Phase 2 took about two to three months, mainly because our downstream process had to test everything with our consumer downstream processes. But in the end, we migrated all our clients to the data feed from the new cloud solution.
Upon completion of the two migration phases, all legacy users were transitioned to using data from the new system. Once our client was satisfied with the outcome, we decommissioned the Lotus Notes database, making the strategic cloud system the sole source of location data for the entire organization.
By implementing the new system, we created a single master data source that met the needs of modern consumers while supporting nearly one hundred legacy consumers through the Phoenix environment.
This approach enabled hard-to-rewrite solutions to access data through a system with strong disaster recovery and advanced monitoring. Most importantly, it ensured consistent data for both the existing system and new projects, creating new opportunities that were previously unavailable.
The process described began three years ago, marking the start of a significant transformation for the retailer.
We started with three consumers and only a few transactions per second (TPS). Within three years, this number had grown significantly. The Strategic Location Management system is now used by over a hundred business processes, handling dozens of TPS on average and seamlessly managing up to 500 TPS at peak times. It has become a vital component of the entire platform, with its high availability and 99.99% uptime being of paramount importance.
While Phoenix continues to serve some legacy consumers, their demand has declined significantly since its introduction. Our partner, an international retailer, faced similar challenges in its regional centers. The approach we developed at the head office inspired these regional centers to replace their legacy systems. Our method of connecting the strategic and legacy worlds proved versatile and enabled similar initiatives in these regional centers.
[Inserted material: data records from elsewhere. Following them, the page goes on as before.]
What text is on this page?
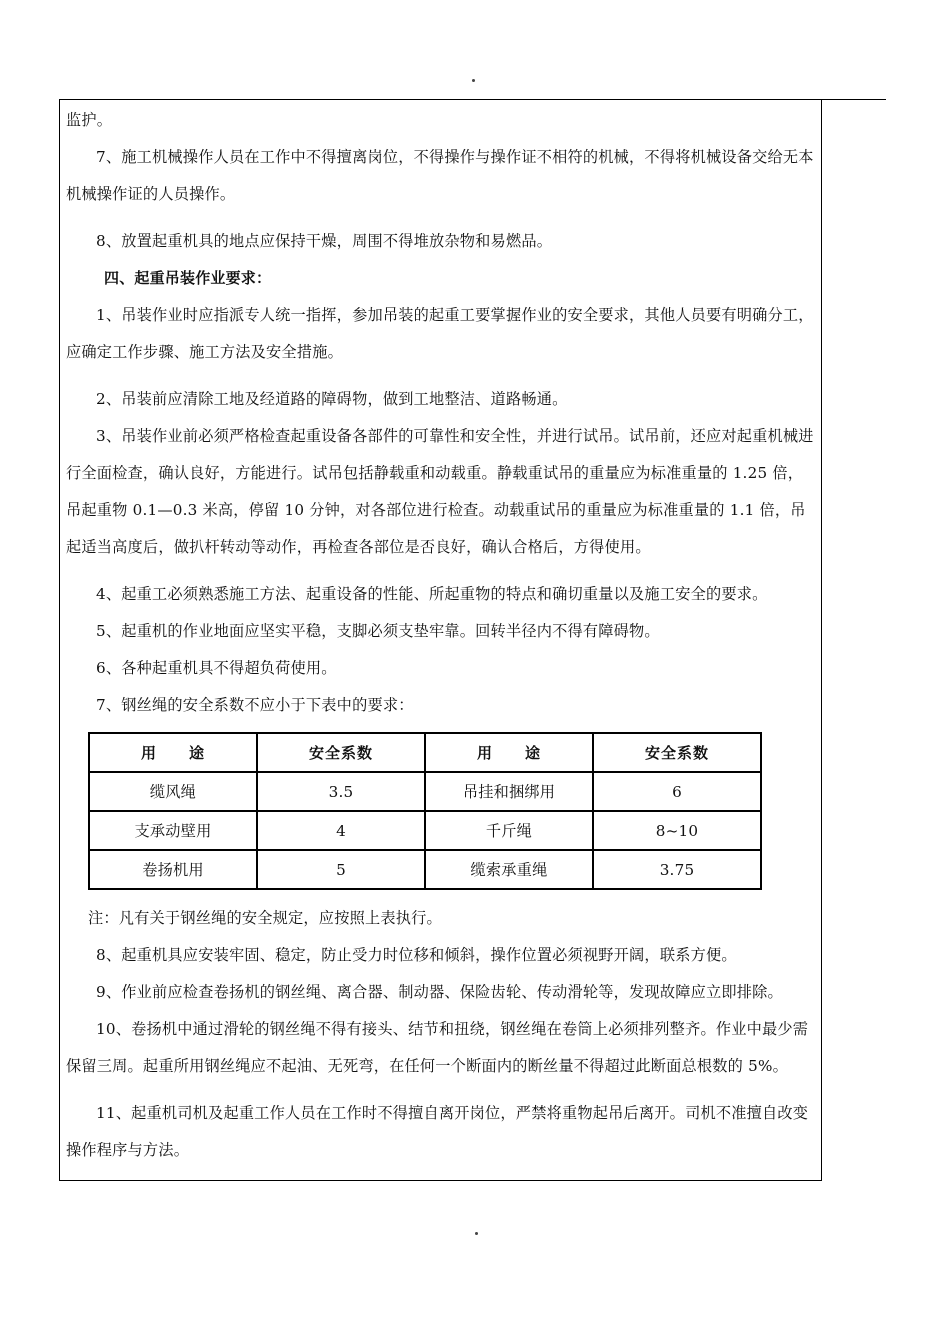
监护。

7、施工机械操作人员在工作中不得擅离岗位，不得操作与操作证不相符的机械，不得将机械设备交给无本机械操作证的人员操作。

8、放置起重机具的地点应保持干燥，周围不得堆放杂物和易燃品。

四、起重吊装作业要求：

1、吊装作业时应指派专人统一指挥，参加吊装的起重工要掌握作业的安全要求，其他人员要有明确分工，应确定工作步骤、施工方法及安全措施。

2、吊装前应清除工地及经道路的障碍物，做到工地整洁、道路畅通。

3、吊装作业前必须严格检查起重设备各部件的可靠性和安全性，并进行试吊。试吊前，还应对起重机械进行全面检查，确认良好，方能进行。试吊包括静载重和动载重。静载重试吊的重量应为标准重量的 1.25 倍，吊起重物 0.1—0.3 米高，停留 10 分钟，对各部位进行检查。动载重试吊的重量应为标准重量的 1.1 倍，吊起适当高度后，做扒杆转动等动作，再检查各部位是否良好，确认合格后，方得使用。

4、起重工必须熟悉施工方法、起重设备的性能、所起重物的特点和确切重量以及施工安全的要求。

5、起重机的作业地面应坚实平稳，支脚必须支垫牢靠。回转半径内不得有障碍物。

6、各种起重机具不得超负荷使用。

7、钢丝绳的安全系数不应小于下表中的要求：

用　　途	安全系数	用　　途	安全系数
缆风绳	3.5	吊挂和捆绑用	6
支承动壁用	4	千斤绳	8~10
卷扬机用	5	缆索承重绳	3.75

注：凡有关于钢丝绳的安全规定，应按照上表执行。

8、起重机具应安装牢固、稳定，防止受力时位移和倾斜，操作位置必须视野开阔，联系方便。

9、作业前应检查卷扬机的钢丝绳、离合器、制动器、保险齿轮、传动滑轮等，发现故障应立即排除。

10、卷扬机中通过滑轮的钢丝绳不得有接头、结节和扭绕，钢丝绳在卷筒上必须排列整齐。作业中最少需保留三周。起重所用钢丝绳应不起油、无死弯，在任何一个断面内的断丝量不得超过此断面总根数的 5%。

11、起重机司机及起重工作人员在工作时不得擅自离开岗位，严禁将重物起吊后离开。司机不准擅自改变操作程序与方法。
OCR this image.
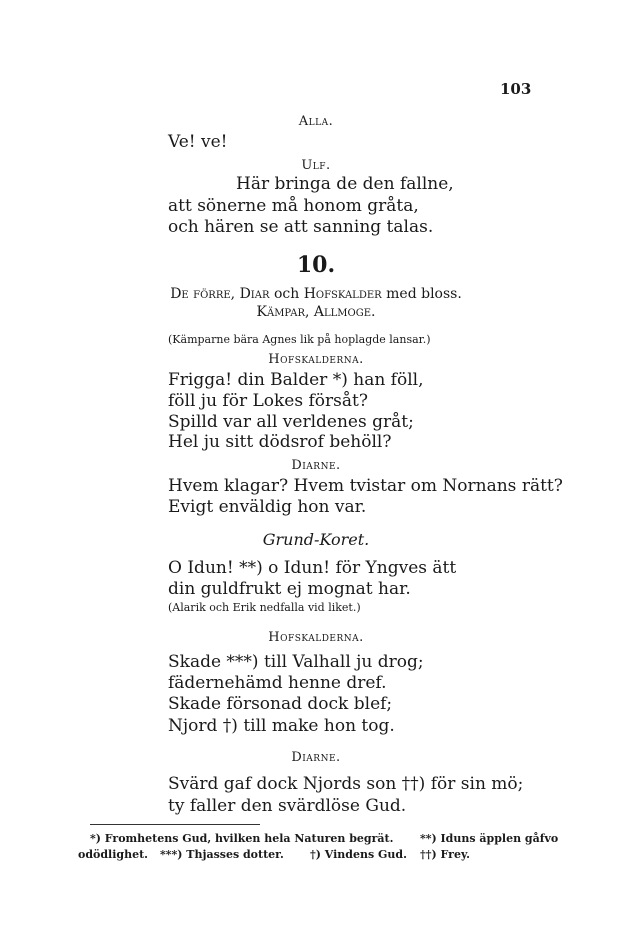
103
Alla.
Ve! ve!
Ulf.
Här bringa de den fallne,
att sönerne må honom gråta,
och hären se att sanning talas.
10.
De förre, Diar och Hofskalder med bloss.
Kämpar, Allmoge.
(Kämparne bära Agnes lik på hoplagde lansar.)
Hofskalderna.
Frigga! din Balder *) han föll,
föll ju för Lokes försåt?
Spilld var all verldenes gråt;
Hel ju sitt dödsrof behöll?
Diarne.
Hvem klagar? Hvem tvistar om Nornans rätt?
Evigt enväldig hon var.
Grund-Koret.
O Idun! **) o Idun! för Yngves ätt
din guldfrukt ej mognat har.
(Alarik och Erik nedfalla vid liket.)
Hofskalderna.
Skade ***) till Valhall ju drog;
fädernehämd henne dref.
Skade försonad dock blef;
Njord †) till make hon tog.
Diarne.
Svärd gaf dock Njords son ††) för sin mö;
ty faller den svärdlöse Gud.
*) Fromhetens Gud, hvilken hela Naturen begrät. **) Iduns äpplen gåfvo
odödlighet. ***) Thjasses dotter. †) Vindens Gud. ††) Frey.
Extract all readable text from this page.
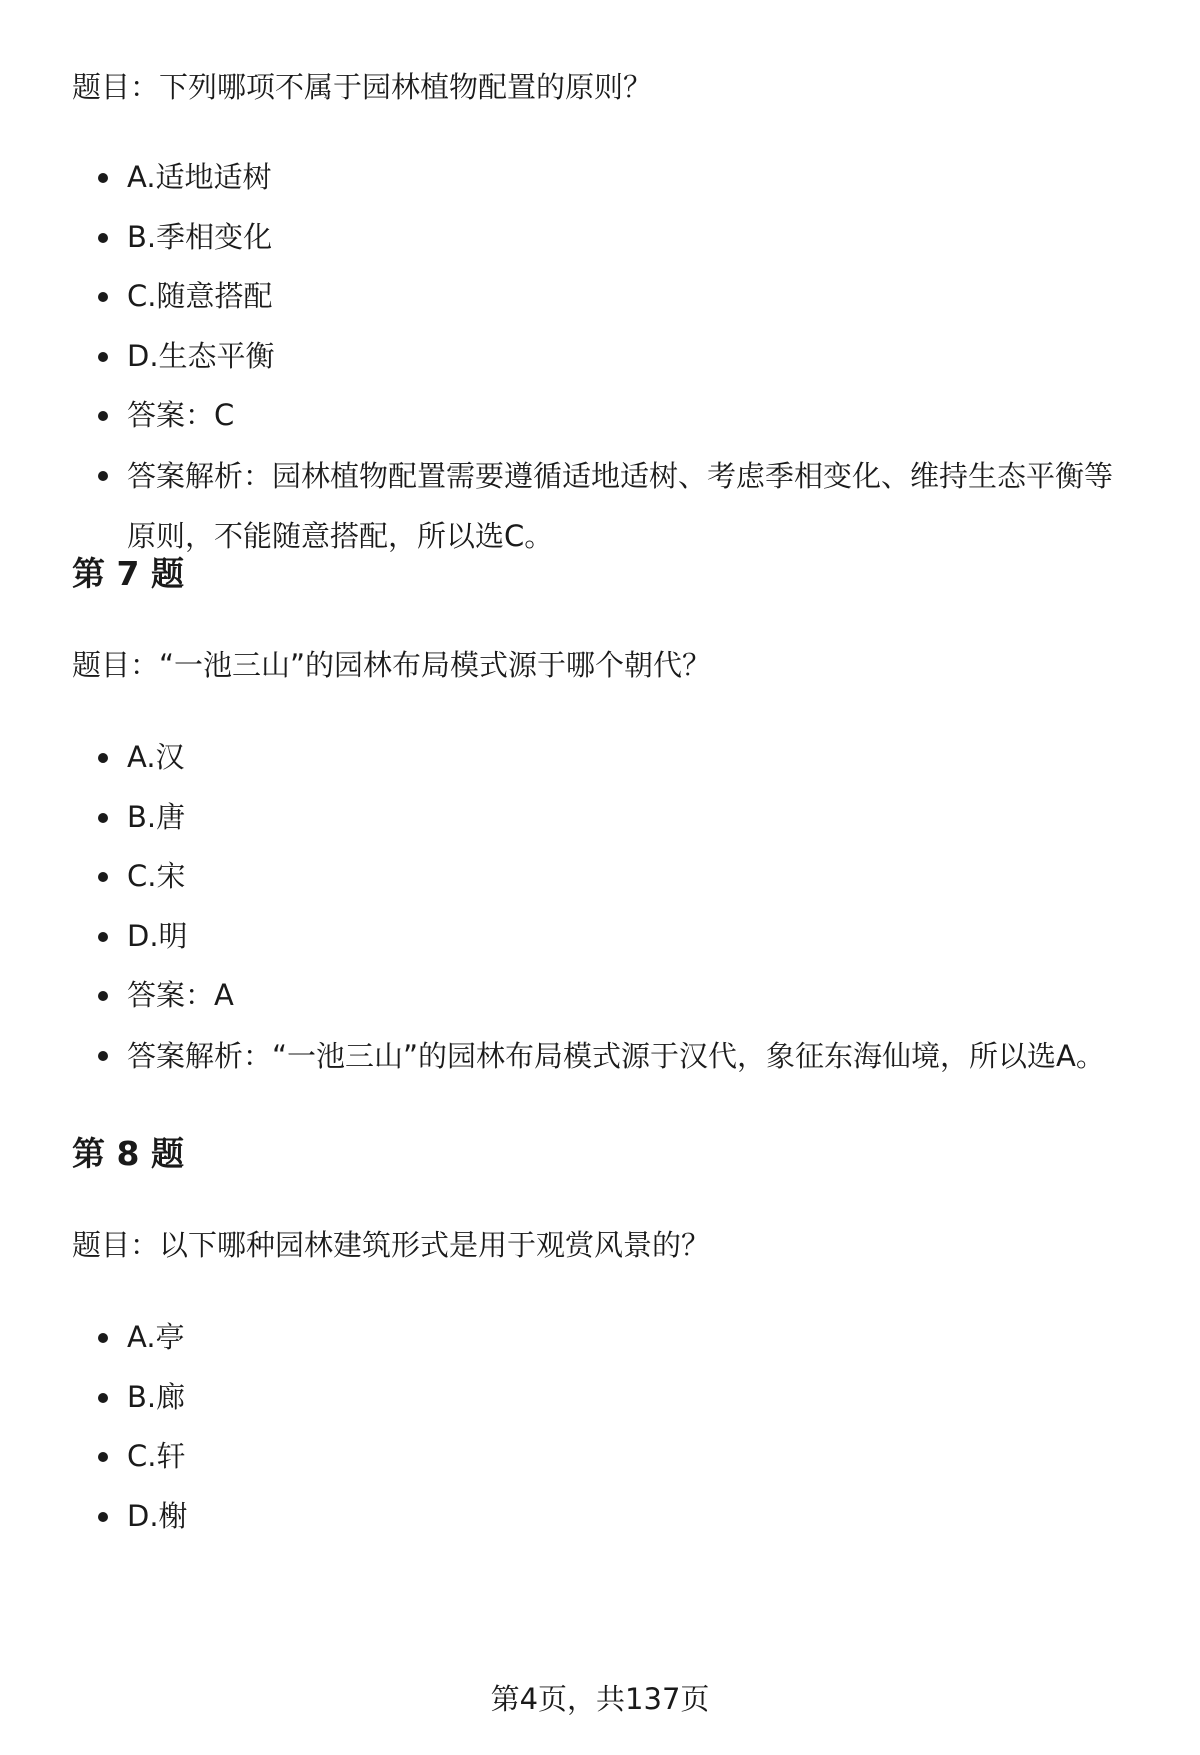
题目：下列哪项不属于园林植物配置的原则？
A.适地适树
B.季相变化
C.随意搭配
D.生态平衡
答案：C
答案解析：园林植物配置需要遵循适地适树、考虑季相变化、维持生态平衡等原则，不能随意搭配，所以选C。
第 7 题
题目：“一池三山”的园林布局模式源于哪个朝代？
A.汉
B.唐
C.宋
D.明
答案：A
答案解析：“一池三山”的园林布局模式源于汉代，象征东海仙境，所以选A。
第 8 题
题目：以下哪种园林建筑形式是用于观赏风景的？
A.亭
B.廊
C.轩
D.榭
第4页，共137页
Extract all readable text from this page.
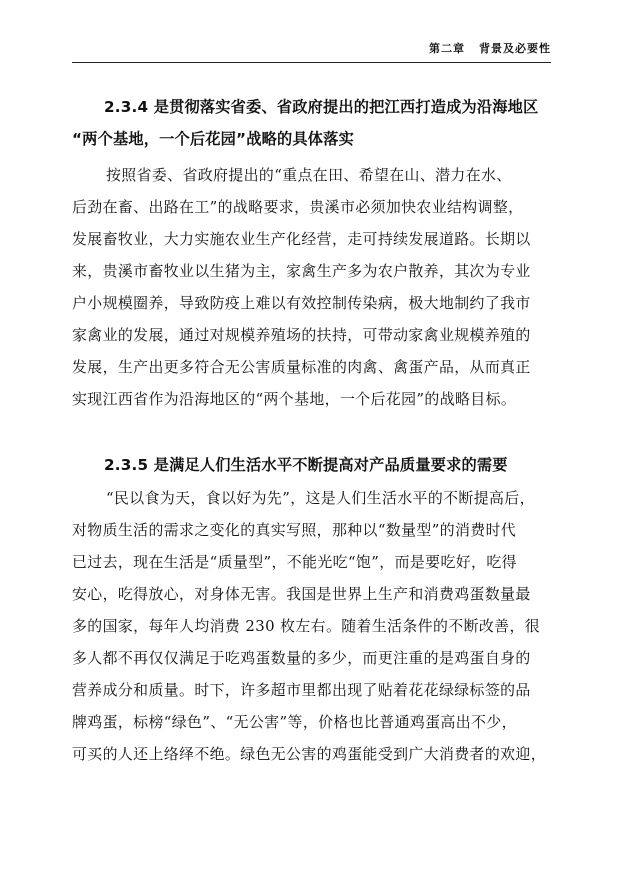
第二章 背景及必要性
2.3.4 是贯彻落实省委、省政府提出的把江西打造成为沿海地区
“两个基地，一个后花园”战略的具体落实
按照省委、省政府提出的“重点在田、希望在山、潜力在水、
后劲在畜、出路在工”的战略要求，贵溪市必须加快农业结构调整，
发展畜牧业，大力实施农业生产化经营，走可持续发展道路。长期以
来，贵溪市畜牧业以生猪为主，家禽生产多为农户散养，其次为专业
户小规模圈养，导致防疫上难以有效控制传染病，极大地制约了我市
家禽业的发展，通过对规模养殖场的扶持，可带动家禽业规模养殖的
发展，生产出更多符合无公害质量标准的肉禽、禽蛋产品，从而真正
实现江西省作为沿海地区的“两个基地，一个后花园”的战略目标。
2.3.5 是满足人们生活水平不断提高对产品质量要求的需要
“民以食为天，食以好为先”，这是人们生活水平的不断提高后，
对物质生活的需求之变化的真实写照，那种以“数量型”的消费时代
已过去，现在生活是“质量型”，不能光吃“饱”，而是要吃好，吃得
安心，吃得放心，对身体无害。我国是世界上生产和消费鸡蛋数量最
多的国家，每年人均消费 230 枚左右。随着生活条件的不断改善，很
多人都不再仅仅满足于吃鸡蛋数量的多少，而更注重的是鸡蛋自身的
营养成分和质量。时下，许多超市里都出现了贴着花花绿绿标签的品
牌鸡蛋，标榜“绿色”、“无公害”等，价格也比普通鸡蛋高出不少，
可买的人还上络绎不绝。绿色无公害的鸡蛋能受到广大消费者的欢迎，
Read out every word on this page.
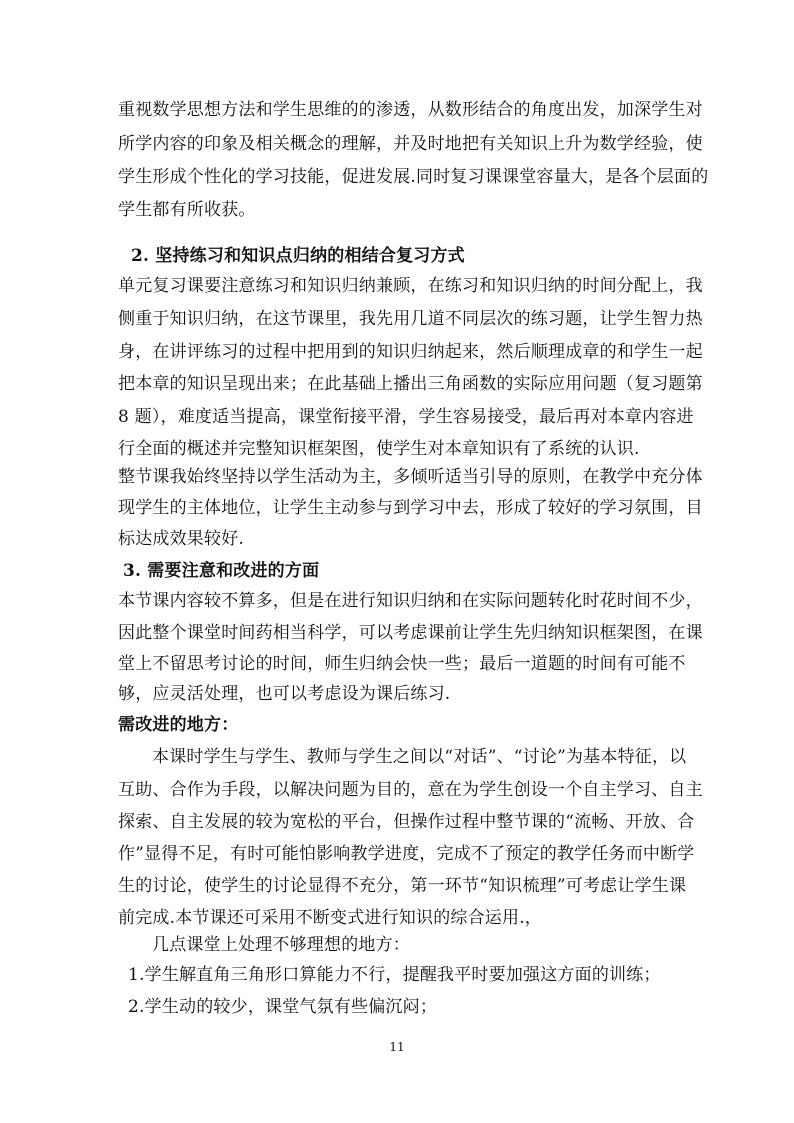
重视数学思想方法和学生思维的的渗透，从数形结合的角度出发，加深学生对
所学内容的印象及相关概念的理解，并及时地把有关知识上升为数学经验，使
学生形成个性化的学习技能，促进发展.同时复习课课堂容量大，是各个层面的
学生都有所收获。
2. 坚持练习和知识点归纳的相结合复习方式
单元复习课要注意练习和知识归纳兼顾，在练习和知识归纳的时间分配上，我
侧重于知识归纳，在这节课里，我先用几道不同层次的练习题，让学生智力热
身，在讲评练习的过程中把用到的知识归纳起来，然后顺理成章的和学生一起
把本章的知识呈现出来；在此基础上播出三角函数的实际应用问题（复习题第
8 题），难度适当提高，课堂衔接平滑，学生容易接受，最后再对本章内容进
行全面的概述并完整知识框架图，使学生对本章知识有了系统的认识.
整节课我始终坚持以学生活动为主，多倾听适当引导的原则，在教学中充分体
现学生的主体地位，让学生主动参与到学习中去，形成了较好的学习氛围，目
标达成效果较好.
3. 需要注意和改进的方面
本节课内容较不算多，但是在进行知识归纳和在实际问题转化时花时间不少，
因此整个课堂时间药相当科学，可以考虑课前让学生先归纳知识框架图，在课
堂上不留思考讨论的时间，师生归纳会快一些；最后一道题的时间有可能不
够，应灵活处理，也可以考虑设为课后练习.
需改进的地方：
本课时学生与学生、教师与学生之间以“对话”、“讨论”为基本特征，以
互助、合作为手段，以解决问题为目的，意在为学生创设一个自主学习、自主
探索、自主发展的较为宽松的平台，但操作过程中整节课的“流畅、开放、合
作”显得不足，有时可能怕影响教学进度，完成不了预定的教学任务而中断学
生的讨论，使学生的讨论显得不充分，第一环节“知识梳理”可考虑让学生课
前完成.本节课还可采用不断变式进行知识的综合运用.，
几点课堂上处理不够理想的地方：
1.学生解直角三角形口算能力不行，提醒我平时要加强这方面的训练；
2.学生动的较少，课堂气氛有些偏沉闷；
11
Over the past three years, we've shared knowledge, exchanged experiences and transparently addressed common challenges across the business. As each country regains control of its data and technology, we are preparing for the next big step: creating a versatile solution that can meet the needs of international clients.
Modern, cloud-native architectures significantly reduce support costs and speed up time to market for innovation, which is critical in today's hyper-competitive world. These are some of the tangible benefits of applying product management techniques to digital transformation. Soon, any improvement made in one country will be available to the entire organization.
However, the most significant benefit of this digital transformation journey has been a mental shift. Working with the legacy system was complex and error-prone, and people were reluctant to take bold steps despite our partner's history of innovation.
Today, of the one hundred users of our system, only a handful are working to change existing processes. Most are creating new integrations, each representing a unique business opportunity, many of which might not have started without democratized access to data. Providing a reliable set of tools has empowered individuals across the organization with promising business ideas.
There is a common assumption in the industry that large companies are slow and lack innovation. We want to dispel that notion. Large organizations have skilled people who are eager to drive business development - provided there's an accessible technology layer to support them. With a robust level of trust between business and software engineering, flexibility can be restored even in a long-established, large organization.